Ma in questa campagna chiunque trova senza sforzo almeno un sondaggio che conferma le proprie speranze. Arthur Brooks, presidente dell’American Enterprise Institute, think tank conservatore, spiega al Foglio che “prima del dibattito di Denver la situazione di Romney sembrava peggiore di quanto fosse in realtà, ora sembra migliore di quello che è”. “Non è il caso per i conservatori di stappare le bottiglie di champagne – dice Brooks – anche se la possibilità che Romney vinca c’è. Può farcela, ma è complicato. Il paradosso è che se lo sfidante adesso ha qualche possibilità di vittoria è tutto merito di Obama e dei tifosi più accaniti, che si sono trasformati nei suoi critici più spietati. Il caso del dibattito di Denver è emblematico: la buona vittoria di Romney è stata trasformata in una débâcle per il presidente dalla reazione rabbiosa dei liberal, ed è una perfetta metafora della campagna e delle sue distorsioni. L’involontaria spinta a Romney da parte della sinistra dimostra che il Partito democratico è ostaggio dell’ala liberal.

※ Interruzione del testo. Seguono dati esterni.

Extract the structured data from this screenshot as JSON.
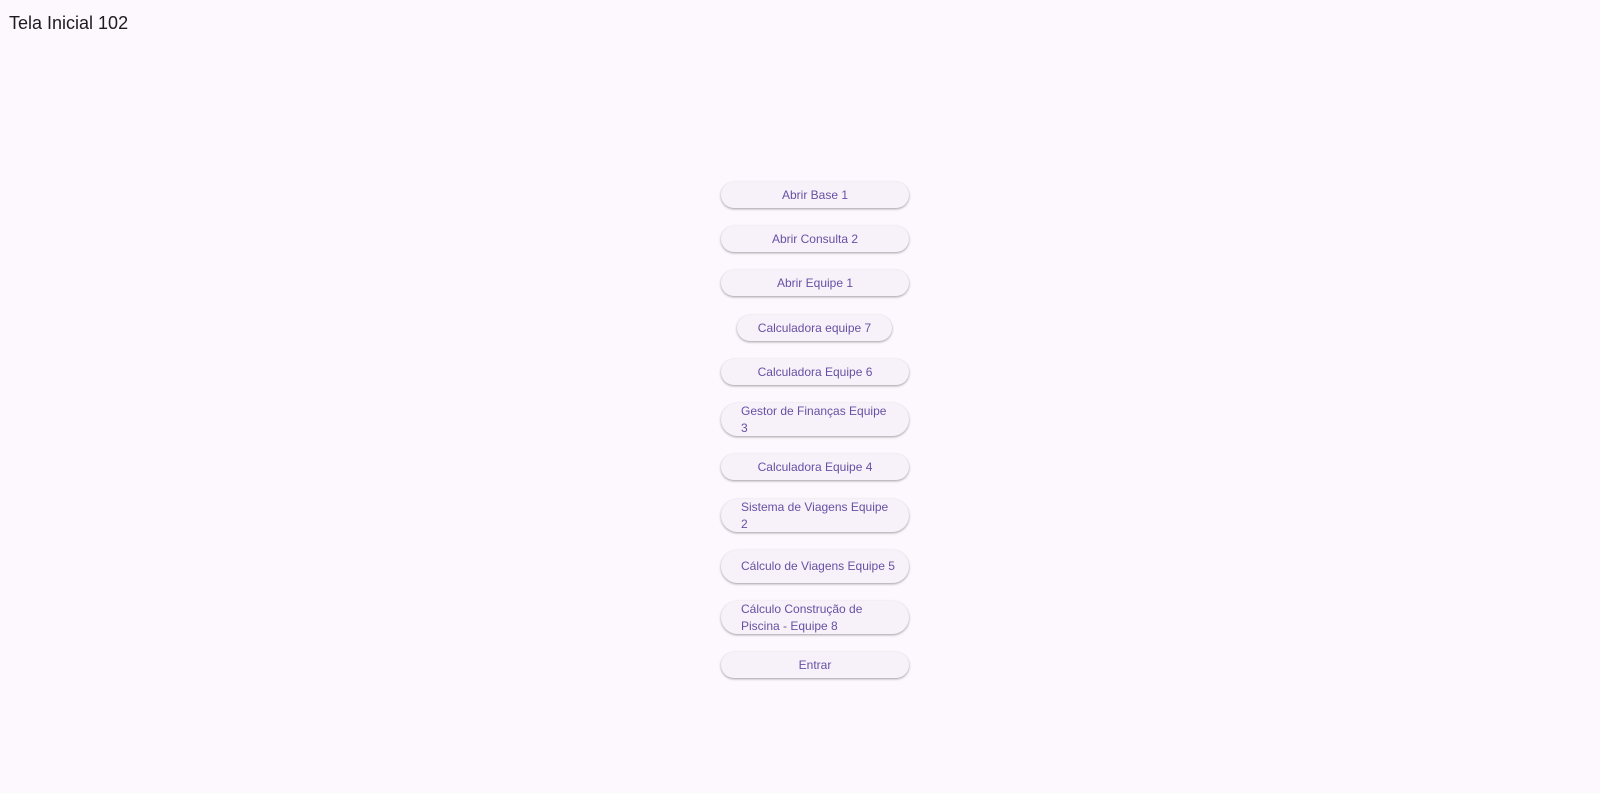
{
  "app_title": "Tela Inicial 102",
  "buttons": {
    "abrir_base_1": "Abrir Base 1",
    "abrir_consulta_2": "Abrir Consulta 2",
    "abrir_equipe_1": "Abrir Equipe 1",
    "calculadora_equipe_7": "Calculadora equipe 7",
    "calculadora_equipe_6": "Calculadora Equipe 6",
    "gestor_financas_equipe_3": "Gestor de Finanças Equipe 3",
    "calculadora_equipe_4": "Calculadora Equipe 4",
    "sistema_viagens_equipe_2": "Sistema de Viagens Equipe 2",
    "calculo_viagens_equipe_5": "Cálculo de Viagens Equipe 5",
    "calculo_piscina_equipe_8": "Cálculo Construção de Piscina - Equipe 8",
    "entrar": "Entrar"
  },
  "colors": {
    "background": "#fdf7fe",
    "button_surface": "#f7f2f9",
    "button_text": "#6750a4",
    "title_text": "#1d1b20"
  }
}
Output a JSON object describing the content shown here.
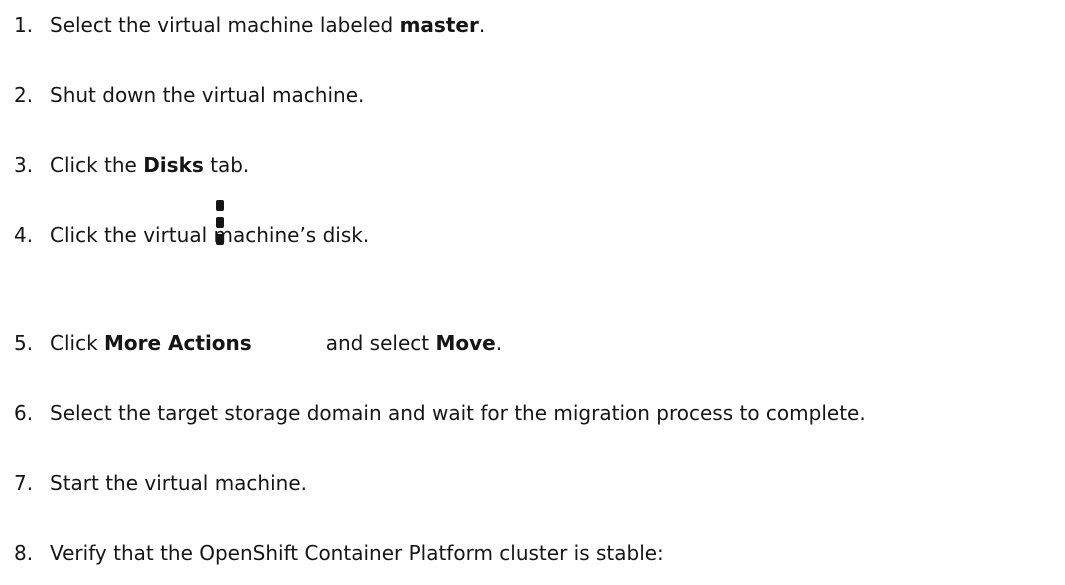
{
  "steps": [
    {
      "num": "1.",
      "before": "Select the virtual machine labeled ",
      "bold": "master",
      "after": "."
    },
    {
      "num": "2.",
      "text": "Shut down the virtual machine."
    },
    {
      "num": "3.",
      "before": "Click the ",
      "bold": "Disks",
      "after": " tab."
    },
    {
      "num": "4.",
      "text": "Click the virtual machine’s disk."
    },
    {
      "num": "5.",
      "before": "Click ",
      "bold": "More Actions",
      "middle": "and select ",
      "bold2": "Move",
      "after": "."
    },
    {
      "num": "6.",
      "text": "Select the target storage domain and wait for the migration process to complete."
    },
    {
      "num": "7.",
      "text": "Start the virtual machine."
    },
    {
      "num": "8.",
      "text": "Verify that the OpenShift Container Platform cluster is stable:"
    }
  ],
  "icons": {
    "more_actions": "kebab-icon"
  }
}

Accusano i repubblicani di essere estremisti, di essersi venduti al Tea Party, di alimentare una retorica partigiana e distruttiva, salvo poi mostrare la loro natura quando il presidente in cui ponevano le loro speranze si mostra per quello che è”.
Romney ha fatto una decisa virata al centro nell’ultima fase della campagna elettorale, ma Brooks non l’ha notata, perché, dice, “Romney è da sempre un conservatore moderato, persino troppo moderato per i miei gusti. E’ un esecutore e va in difficoltà quando deve articolare una visione. Di solito il messaggio implicito che manda in questi casi è: ‘Per le idee chiedete a Paul Ryan’. Ma anche un manager come lui è stato trasformato in un pericoloso estremista di destra nella vulgata democratica. Nell’ultimo mese si è semplicemente riappropriato della sua identità. Obama, invece, è un pessimo manager con grandi qualità quando si tratta di mostrare una prospettiva ideale e suscitare emozioni. Gli elettori dopo questi quattro anni di depressione e debito impazzito dovrebbero chiedersi con sincerità: di che tipo di presidente il paese ha bisogno in questo momento? La risposta è chiara: un esecutore affidabile. E anche Obama, se sarà rieletto, dovrà rendersi conto di questo dato, che va al di là degli schieramenti”. Per idee, amicizie washingtoniane e appartenenza generazionale Brooks è molto vicino a Ryan, candidato vicepresidente che ha ricevuto giudizi non troppo lusinghieri da destra sul modo “romneyano” di condurre la campagna: “Il candidato vicepresidente – spiega Brooks – deve baciare bambini, mangiare hot dog in Ohio e non sbagliare il nome dello stato in cui sta parlando, nient’altro. Al contrario del suo diretto avversario lo ha fatto, e questo è un bene per la sua carriera e per il futuro del partito, comunque vada”.